そして、同市は、トキの森公園入込数及びトキ交流会館宿泊者数の2項目の合計を27年度において260,000人とすることを成果目標として設定した上で、事後評価において、実績値を194,702人として、達成率を74.8%と報告していた。
しかし、同市は、27年度におけるトキの森公園入込数及びトキ交流会館宿泊者数の2項目の実績計173,033人に、成果目標の設定時には含めていなかった同会館利用者数、トキ環境学習参加者数及びトキファンクラブ会員数の3項目を加算して実績値を算定していたため、同市が達成率の算定に用いた実績値194,702人は、当初設定した2項目による実績値173,033人より過大となっていて、改めて達成率を適切に算定すると66.5%となり、達成率が70%未満となっていた。
また、前記の395事業のうち、17市町村(注4)の112事業(事業費計13億1624万余円、交付金交付額計5億0766万余円)について、当該市町村は、目標評価報告書の提出を失念するなどしていて、要綱等で定められた時期である達成目標年度の翌年度までに本省に提出していなかった。
本省における活性化計画の審査状況をみたところ、本省は、アウトカム指標及び成果目標が適切に設定されていない活性化計画を承認しており、十分な審査を行っていなかった。
また、目標評価報告書の確認状況をみたところ、本省は、事業ごとの提出時期を管理していなかったため、所定の時期までに提出されていない事業について督促等を行っていなかったり、提出された目標評価報告書において、達成率が適切に算定されているかなどについて十分な確認を行っていなかったりしていた。
このため、本省は、市町村に対して、達成率を適切に算定させるなどの事後評価等を適切に実施させるための指導、助言等を十分に行っていない状況となっていた。
このように、市町村において、活性化計画においてアウトカム指標及び成果目標が適切に設定されていないことにより事後評価を適切に実施できない状況となっていたり、事後評価において達成率を適切に算定していないことにより、事後評価が適切に実施されていなかったり、目標評価報告書が所定の時期までに提出されていなかったりしていた事態、及び本省において市町村に対して事後評価等を適切に実施させるための指導、助言等が十分に行われていなかった事態は適切ではなく、改善の必要があると認められた。
(発生原因)
このような事態が生じていたのは、市町村において、定量的なアウトカム指標を設定した上で、成果目標を適切に設定すること及び事後評価において達成率を適切に算定することについての理解が十分でなかったこと、また、目標評価報告書を所定の時期に提出することについての認識が欠けていたことにもよるが、本省において、次のことなどによると認められた。

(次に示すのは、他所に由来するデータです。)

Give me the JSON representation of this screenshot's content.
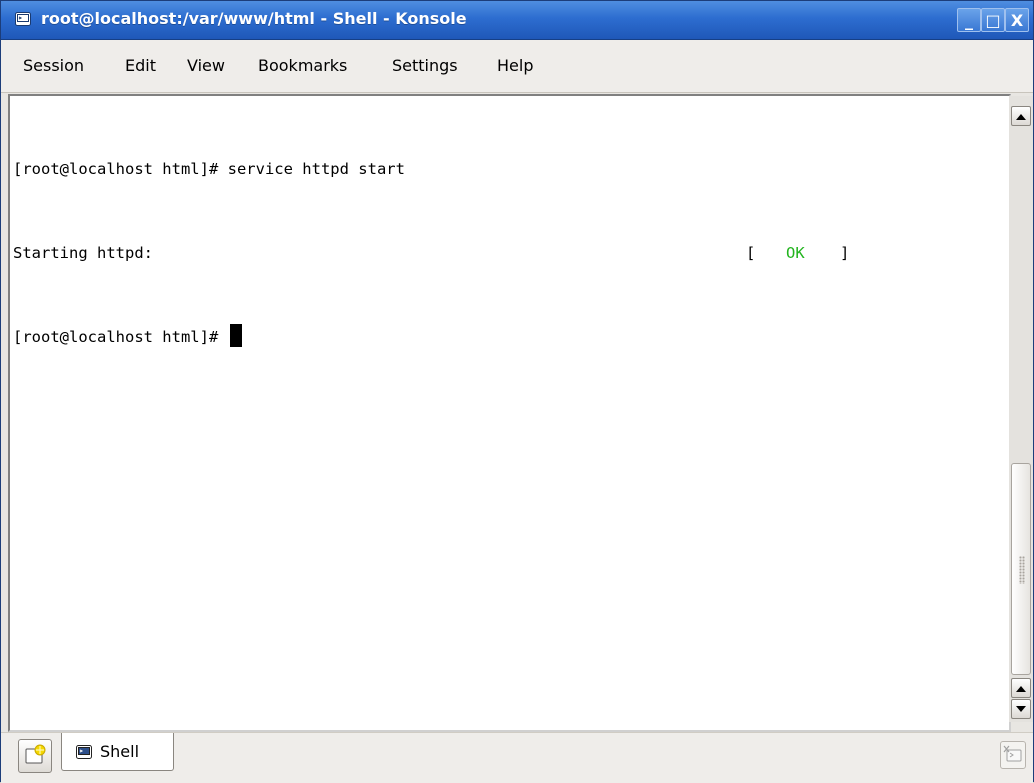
{
  "window": {
    "title": "root@localhost:/var/www/html - Shell - Konsole",
    "icon": "konsole-icon",
    "buttons": {
      "minimize": "_",
      "maximize": "□",
      "close": "X"
    },
    "accent_color": "#2d6dd0"
  },
  "menubar": {
    "items": [
      "Session",
      "Edit",
      "View",
      "Bookmarks",
      "Settings",
      "Help"
    ]
  },
  "terminal": {
    "lines": [
      {
        "text": "[root@localhost html]# service httpd start"
      },
      {
        "text": "Starting httpd:",
        "status": {
          "open": "[",
          "value": "OK",
          "close": "]",
          "color": "#22b41e"
        }
      },
      {
        "text": "[root@localhost html]# ",
        "cursor": true
      }
    ]
  },
  "tabbar": {
    "tabs": [
      {
        "label": "Shell",
        "icon": "konsole-icon"
      }
    ],
    "new_tab_icon": "new-tab-icon",
    "close_tab_icon": "close-session-icon"
  }
}
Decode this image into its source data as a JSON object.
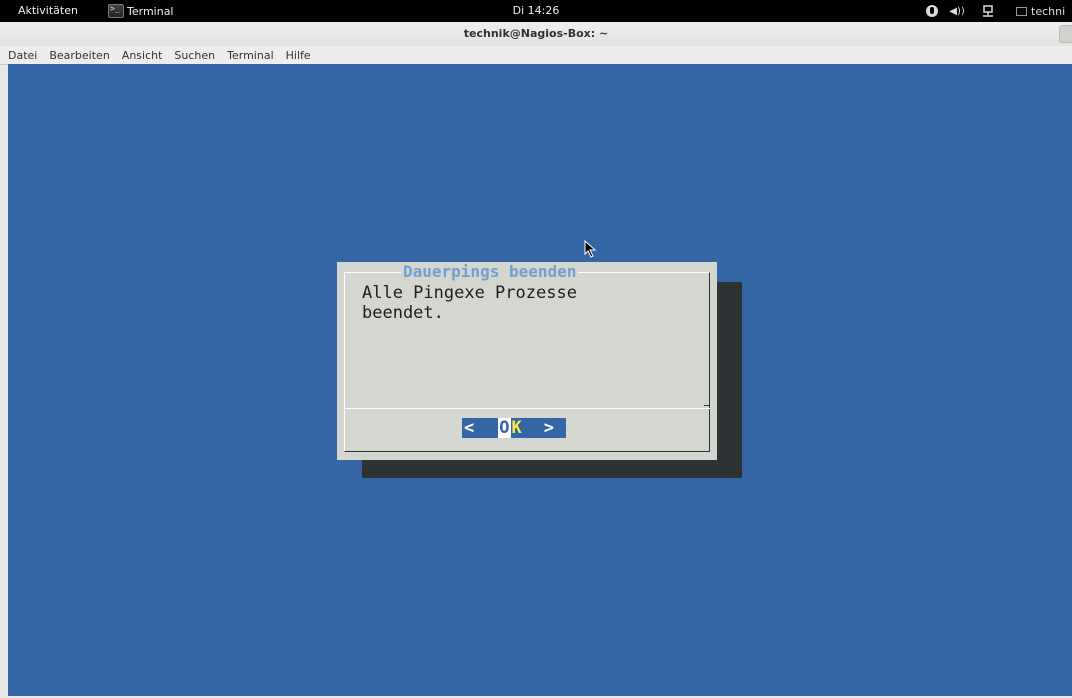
{
  "topbar": {
    "activities": "Aktivitäten",
    "app_name": "Terminal",
    "clock": "Di 14:26",
    "user": "techni"
  },
  "window": {
    "title": "technik@Nagios-Box: ~",
    "menu": [
      "Datei",
      "Bearbeiten",
      "Ansicht",
      "Suchen",
      "Terminal",
      "Hilfe"
    ]
  },
  "dialog": {
    "title": "Dauerpings beenden",
    "message": "Alle Pingexe Prozesse\nbeendet.",
    "button": {
      "left": "<",
      "o": "O",
      "k": "K",
      "right": ">"
    }
  },
  "colors": {
    "terminal_bg": "#3465a4",
    "dialog_bg": "#d3d7cf",
    "dialog_title": "#729fcf",
    "hotkey": "#fce94f"
  },
  "icons": [
    "terminal-icon",
    "accessibility-icon",
    "volume-icon",
    "network-icon",
    "user-icon",
    "mouse-pointer-icon"
  ]
}
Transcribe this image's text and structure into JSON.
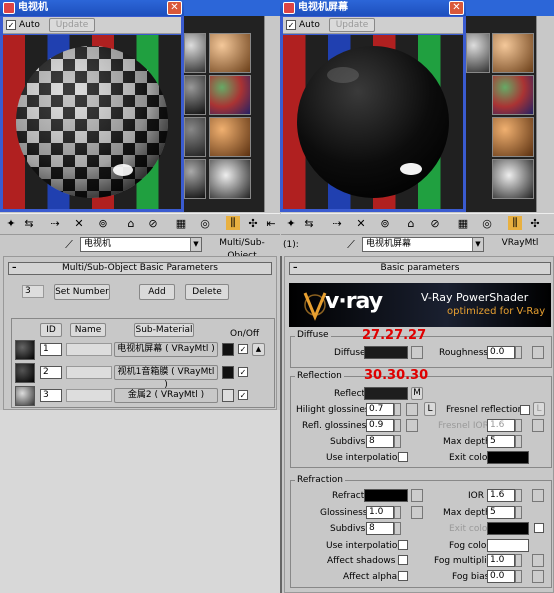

上記についての本院の指摘に基づき、本省は、事後評価等が適切に実施されるよう、次のような処置を講じた。
ア 30年8月に都道県に対して事務連絡を発し、活性化計画の作成において、定量的なアウトカム指標上に成果目標が設定され、達成率を適切に算定できるものとなっているかについて、市町村において十分検討すること、事後評価の実施において、達成率を適切に算定すること及び目標評価報告書を所定の時期までに提出することについて、都道県を通じ、市町村に対して周知した。
イ 30年8月に活性化計画の審査についてのマニュアルを作成するなどして、審査体制を整備した。また、管理表を作成することにより目標評価報告書の提出時期の管理を徹底し、目標評価報告書の確認についてのマニュアルを作成するなどして、事後評価が適切に実施されているか確認できる体制を整備した。